Message par cinephage »

Scorsese touche peut-être plus de public lorsqu'il recouvre ses préoccupations spirituelles de codes narratifs transversaux, comme le film de gangster ou le biopic, dont les récits rendent le traitement de thèmes tels que la rédemption, le détachement du monde ou la vanité du monde matériel plus discret, et, du coup, moins pompeux ou sérieux.

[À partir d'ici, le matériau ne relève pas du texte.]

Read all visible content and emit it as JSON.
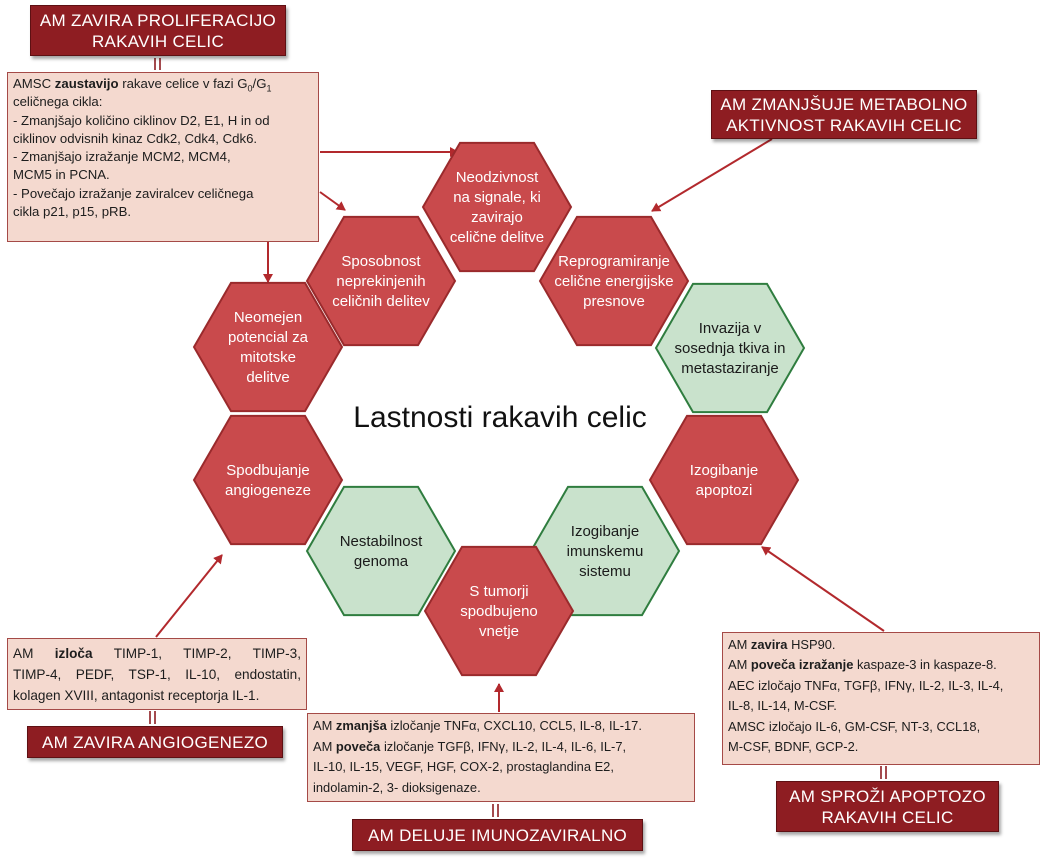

Pourtant, j'aime beaucoup moi aussi ce Kundun, qui permet à Scorsese de creuser ces thèmes en toute transparence, et de s'attacher à un traitement formel particulièrement léché, à la limite du contemplatif, un traitement qui colle bien à son sujet. J'avais pourtant été fort ému lors des intrusions de la Chine, ce qui témoigne qu'il n'y a pas que de la contemplation dans ce film, mais aussi de solides personnages.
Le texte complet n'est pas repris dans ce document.